More than 400,000 Indian workers in the United States hoping to obtain an employment-based green card will have to wait 134 years. according to to a new analysis from the libertarian think tank Cato Institute.
The U.S. government’s annual cap of 140,000 employment-based visas and 7% per-country limit have led to a backlog of 1.8 million cases, of which 1.1 million are from India.
As of March 2023, there was a backlog of 80,324 employment-related petitions, comprising 171,635 applicants, including spouses and minor children. Additionally, 1.3 million people were placed on a waiting list, while 289,000 were undergoing treatment. adjust their status. Some employed immigrants were also waiting for their visas to be processed at consulates and embassies abroad, although the State Department did not disclose the exact number of these cases. According to Cato, there may be some overlap in the backlog due to multiple petitions filed on behalf of the same person.
The majority of late files fall under the EB-2 category, for workers with higher diplomas. Another 19% are in the EB-3 category for employees with a bachelor’s degree. THE EB-4 This category, which includes “special immigrants” such as Afghan and Iraqi interpreters, represents around 13% while EB-5 Large investors represent 6% of cases.

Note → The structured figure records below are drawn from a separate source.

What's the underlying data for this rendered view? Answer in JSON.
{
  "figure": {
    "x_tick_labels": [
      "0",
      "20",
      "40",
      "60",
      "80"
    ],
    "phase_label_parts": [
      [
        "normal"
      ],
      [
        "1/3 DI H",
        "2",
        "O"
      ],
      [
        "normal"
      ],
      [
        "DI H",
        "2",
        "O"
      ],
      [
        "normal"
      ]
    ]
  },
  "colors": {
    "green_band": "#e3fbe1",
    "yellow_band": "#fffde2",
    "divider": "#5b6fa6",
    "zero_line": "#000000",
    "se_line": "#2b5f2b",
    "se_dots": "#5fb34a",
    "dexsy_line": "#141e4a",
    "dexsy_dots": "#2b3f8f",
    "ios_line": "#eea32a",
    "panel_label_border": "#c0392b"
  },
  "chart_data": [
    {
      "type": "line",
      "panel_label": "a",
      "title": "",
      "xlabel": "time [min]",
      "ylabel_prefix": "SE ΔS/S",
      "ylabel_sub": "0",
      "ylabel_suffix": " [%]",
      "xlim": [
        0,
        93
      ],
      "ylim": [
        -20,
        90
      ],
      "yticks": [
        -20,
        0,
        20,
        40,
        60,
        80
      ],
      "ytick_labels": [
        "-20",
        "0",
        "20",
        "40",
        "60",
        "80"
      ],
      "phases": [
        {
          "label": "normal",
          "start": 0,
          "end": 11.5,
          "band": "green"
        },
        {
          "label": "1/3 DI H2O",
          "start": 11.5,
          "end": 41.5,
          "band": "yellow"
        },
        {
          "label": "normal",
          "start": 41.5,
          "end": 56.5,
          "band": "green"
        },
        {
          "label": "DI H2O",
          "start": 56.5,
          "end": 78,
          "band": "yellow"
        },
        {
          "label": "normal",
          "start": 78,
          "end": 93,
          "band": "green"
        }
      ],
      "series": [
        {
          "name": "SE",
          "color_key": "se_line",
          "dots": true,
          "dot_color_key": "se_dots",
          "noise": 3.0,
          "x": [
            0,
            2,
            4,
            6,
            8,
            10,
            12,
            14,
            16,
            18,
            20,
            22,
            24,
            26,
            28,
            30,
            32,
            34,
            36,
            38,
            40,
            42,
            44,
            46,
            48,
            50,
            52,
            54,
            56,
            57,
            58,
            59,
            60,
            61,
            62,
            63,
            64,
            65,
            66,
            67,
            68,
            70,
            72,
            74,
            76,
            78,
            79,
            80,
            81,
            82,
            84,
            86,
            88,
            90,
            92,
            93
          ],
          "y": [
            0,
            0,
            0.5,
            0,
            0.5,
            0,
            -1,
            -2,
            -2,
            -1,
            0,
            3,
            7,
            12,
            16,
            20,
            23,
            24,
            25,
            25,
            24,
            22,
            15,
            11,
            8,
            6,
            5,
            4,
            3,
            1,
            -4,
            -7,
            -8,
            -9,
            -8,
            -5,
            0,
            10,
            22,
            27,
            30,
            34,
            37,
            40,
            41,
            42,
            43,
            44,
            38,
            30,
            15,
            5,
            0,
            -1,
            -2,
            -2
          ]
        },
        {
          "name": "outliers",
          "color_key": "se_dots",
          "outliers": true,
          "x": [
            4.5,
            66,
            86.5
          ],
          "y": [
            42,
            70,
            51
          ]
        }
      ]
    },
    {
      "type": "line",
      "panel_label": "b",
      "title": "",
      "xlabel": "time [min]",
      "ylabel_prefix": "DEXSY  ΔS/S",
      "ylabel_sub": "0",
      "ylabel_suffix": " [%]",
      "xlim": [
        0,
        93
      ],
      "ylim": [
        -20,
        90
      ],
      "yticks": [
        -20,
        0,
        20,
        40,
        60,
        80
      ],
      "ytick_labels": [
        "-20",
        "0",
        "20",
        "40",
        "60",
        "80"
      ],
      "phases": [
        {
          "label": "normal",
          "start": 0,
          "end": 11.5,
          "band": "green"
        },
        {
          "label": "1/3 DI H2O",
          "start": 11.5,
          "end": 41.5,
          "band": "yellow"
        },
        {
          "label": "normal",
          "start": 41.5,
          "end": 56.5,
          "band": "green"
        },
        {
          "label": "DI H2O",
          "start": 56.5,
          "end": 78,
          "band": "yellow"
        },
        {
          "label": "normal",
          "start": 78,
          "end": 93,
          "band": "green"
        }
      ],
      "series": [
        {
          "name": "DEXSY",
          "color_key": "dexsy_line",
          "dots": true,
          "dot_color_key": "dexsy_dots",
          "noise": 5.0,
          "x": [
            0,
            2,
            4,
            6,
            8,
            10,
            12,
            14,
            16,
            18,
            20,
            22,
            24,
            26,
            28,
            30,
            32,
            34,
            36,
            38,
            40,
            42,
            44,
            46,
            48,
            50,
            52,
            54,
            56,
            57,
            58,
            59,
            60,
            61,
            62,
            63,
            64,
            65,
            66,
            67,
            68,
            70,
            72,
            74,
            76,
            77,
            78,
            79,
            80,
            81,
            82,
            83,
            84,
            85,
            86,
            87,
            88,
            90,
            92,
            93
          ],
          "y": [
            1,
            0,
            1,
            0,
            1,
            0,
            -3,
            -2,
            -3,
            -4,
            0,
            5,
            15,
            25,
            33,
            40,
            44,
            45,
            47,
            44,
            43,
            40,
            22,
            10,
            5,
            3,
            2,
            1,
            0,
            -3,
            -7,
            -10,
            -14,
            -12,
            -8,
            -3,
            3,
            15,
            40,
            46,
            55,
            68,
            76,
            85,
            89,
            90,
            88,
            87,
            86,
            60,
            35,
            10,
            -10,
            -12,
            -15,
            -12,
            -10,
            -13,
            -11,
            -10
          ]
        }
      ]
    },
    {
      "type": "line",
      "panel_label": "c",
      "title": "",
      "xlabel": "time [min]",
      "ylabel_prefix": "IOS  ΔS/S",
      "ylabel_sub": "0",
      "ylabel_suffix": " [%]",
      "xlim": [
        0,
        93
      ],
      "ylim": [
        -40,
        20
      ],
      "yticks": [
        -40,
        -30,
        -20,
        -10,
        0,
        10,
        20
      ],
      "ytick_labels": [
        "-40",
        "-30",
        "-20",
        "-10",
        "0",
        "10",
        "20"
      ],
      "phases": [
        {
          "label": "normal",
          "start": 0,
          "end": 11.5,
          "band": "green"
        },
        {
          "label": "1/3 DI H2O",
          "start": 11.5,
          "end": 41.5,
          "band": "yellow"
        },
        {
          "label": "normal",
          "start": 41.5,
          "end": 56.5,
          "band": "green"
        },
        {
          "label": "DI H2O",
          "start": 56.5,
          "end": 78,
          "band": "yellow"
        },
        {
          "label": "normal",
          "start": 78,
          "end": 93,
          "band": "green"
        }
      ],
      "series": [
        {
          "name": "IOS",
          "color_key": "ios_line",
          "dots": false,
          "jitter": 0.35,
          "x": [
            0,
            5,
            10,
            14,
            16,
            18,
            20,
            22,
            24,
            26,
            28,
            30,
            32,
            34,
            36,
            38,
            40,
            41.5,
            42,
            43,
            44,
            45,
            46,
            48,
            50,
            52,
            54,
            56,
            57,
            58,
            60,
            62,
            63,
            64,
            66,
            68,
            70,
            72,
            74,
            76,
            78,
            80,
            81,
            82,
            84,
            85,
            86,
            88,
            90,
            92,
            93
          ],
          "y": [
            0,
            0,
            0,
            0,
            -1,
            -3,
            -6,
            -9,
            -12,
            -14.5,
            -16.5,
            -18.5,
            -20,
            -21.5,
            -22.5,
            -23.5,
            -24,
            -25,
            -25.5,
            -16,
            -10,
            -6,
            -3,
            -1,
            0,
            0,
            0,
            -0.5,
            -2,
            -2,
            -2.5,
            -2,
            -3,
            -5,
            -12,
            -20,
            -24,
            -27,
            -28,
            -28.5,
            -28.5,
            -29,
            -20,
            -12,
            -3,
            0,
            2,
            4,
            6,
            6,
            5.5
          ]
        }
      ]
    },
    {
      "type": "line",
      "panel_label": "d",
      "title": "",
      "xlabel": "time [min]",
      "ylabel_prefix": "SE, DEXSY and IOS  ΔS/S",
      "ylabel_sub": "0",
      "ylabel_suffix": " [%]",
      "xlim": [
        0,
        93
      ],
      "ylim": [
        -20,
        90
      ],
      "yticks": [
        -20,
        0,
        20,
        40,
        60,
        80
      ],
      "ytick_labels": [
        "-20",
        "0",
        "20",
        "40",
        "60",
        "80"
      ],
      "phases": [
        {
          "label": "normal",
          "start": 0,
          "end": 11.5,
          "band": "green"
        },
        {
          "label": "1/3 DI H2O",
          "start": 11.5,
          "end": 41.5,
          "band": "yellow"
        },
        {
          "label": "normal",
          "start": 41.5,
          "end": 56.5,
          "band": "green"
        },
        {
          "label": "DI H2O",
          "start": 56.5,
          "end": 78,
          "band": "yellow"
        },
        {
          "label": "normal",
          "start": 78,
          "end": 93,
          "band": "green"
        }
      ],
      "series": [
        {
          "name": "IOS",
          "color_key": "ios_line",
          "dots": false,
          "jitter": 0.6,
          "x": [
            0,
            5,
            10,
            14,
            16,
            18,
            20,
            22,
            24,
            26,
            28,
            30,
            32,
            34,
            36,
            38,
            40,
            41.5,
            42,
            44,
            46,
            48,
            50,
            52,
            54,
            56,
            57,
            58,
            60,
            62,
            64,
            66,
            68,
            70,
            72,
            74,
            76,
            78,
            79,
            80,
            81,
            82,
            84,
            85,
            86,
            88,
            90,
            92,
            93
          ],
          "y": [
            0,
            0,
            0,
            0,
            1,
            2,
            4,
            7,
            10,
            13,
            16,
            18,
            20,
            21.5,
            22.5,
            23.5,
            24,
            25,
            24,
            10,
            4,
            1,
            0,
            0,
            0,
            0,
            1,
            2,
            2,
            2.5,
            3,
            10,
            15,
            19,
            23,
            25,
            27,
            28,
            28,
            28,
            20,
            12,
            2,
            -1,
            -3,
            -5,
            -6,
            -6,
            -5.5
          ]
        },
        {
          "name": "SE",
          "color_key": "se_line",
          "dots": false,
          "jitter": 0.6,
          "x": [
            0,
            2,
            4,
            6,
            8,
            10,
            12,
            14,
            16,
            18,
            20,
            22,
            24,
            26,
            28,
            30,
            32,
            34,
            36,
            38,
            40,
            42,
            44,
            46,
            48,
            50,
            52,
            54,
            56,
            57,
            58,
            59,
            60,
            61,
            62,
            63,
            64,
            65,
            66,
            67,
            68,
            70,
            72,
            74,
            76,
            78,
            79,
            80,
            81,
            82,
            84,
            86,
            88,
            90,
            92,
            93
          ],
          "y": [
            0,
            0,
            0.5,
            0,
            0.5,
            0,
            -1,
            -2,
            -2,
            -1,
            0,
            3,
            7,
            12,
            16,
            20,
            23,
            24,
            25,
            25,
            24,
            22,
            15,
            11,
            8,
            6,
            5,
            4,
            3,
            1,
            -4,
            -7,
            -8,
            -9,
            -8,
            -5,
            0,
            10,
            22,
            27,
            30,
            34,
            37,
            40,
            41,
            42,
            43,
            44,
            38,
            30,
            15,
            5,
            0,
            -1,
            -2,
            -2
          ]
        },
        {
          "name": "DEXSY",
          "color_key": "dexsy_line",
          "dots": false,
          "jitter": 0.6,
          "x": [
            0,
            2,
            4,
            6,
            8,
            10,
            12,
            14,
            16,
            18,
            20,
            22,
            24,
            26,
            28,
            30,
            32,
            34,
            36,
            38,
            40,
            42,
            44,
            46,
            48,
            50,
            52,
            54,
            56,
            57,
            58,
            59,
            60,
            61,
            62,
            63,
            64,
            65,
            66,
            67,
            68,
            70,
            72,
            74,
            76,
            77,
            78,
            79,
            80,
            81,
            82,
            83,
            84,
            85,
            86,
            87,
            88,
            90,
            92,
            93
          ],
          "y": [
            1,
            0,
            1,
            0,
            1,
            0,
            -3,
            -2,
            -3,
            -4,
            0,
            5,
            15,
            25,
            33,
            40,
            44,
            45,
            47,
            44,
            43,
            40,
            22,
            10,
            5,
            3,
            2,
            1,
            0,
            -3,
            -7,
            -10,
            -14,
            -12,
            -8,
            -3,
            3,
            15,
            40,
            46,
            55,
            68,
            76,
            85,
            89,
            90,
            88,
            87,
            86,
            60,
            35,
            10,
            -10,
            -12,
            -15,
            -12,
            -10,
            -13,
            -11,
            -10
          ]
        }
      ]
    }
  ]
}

The overwhelming majority of the backlog, about 1.1 million cases out of 1.8 million, comes from India (63%), while almost 250,000 cases come from China (14%). The Northern Triangle countries of El Salvador, Honduras, and Guatemala contribute nearly 10 percent, mostly within the special EB-4 immigrant category. For new Indian applicants, the backlog in the EB-2 and EB-3 categories effectively translates to a life sentence, with an astonishing wait of 134 years. Cato estimates that about 424,000 job seekers will die while waiting for their green cards.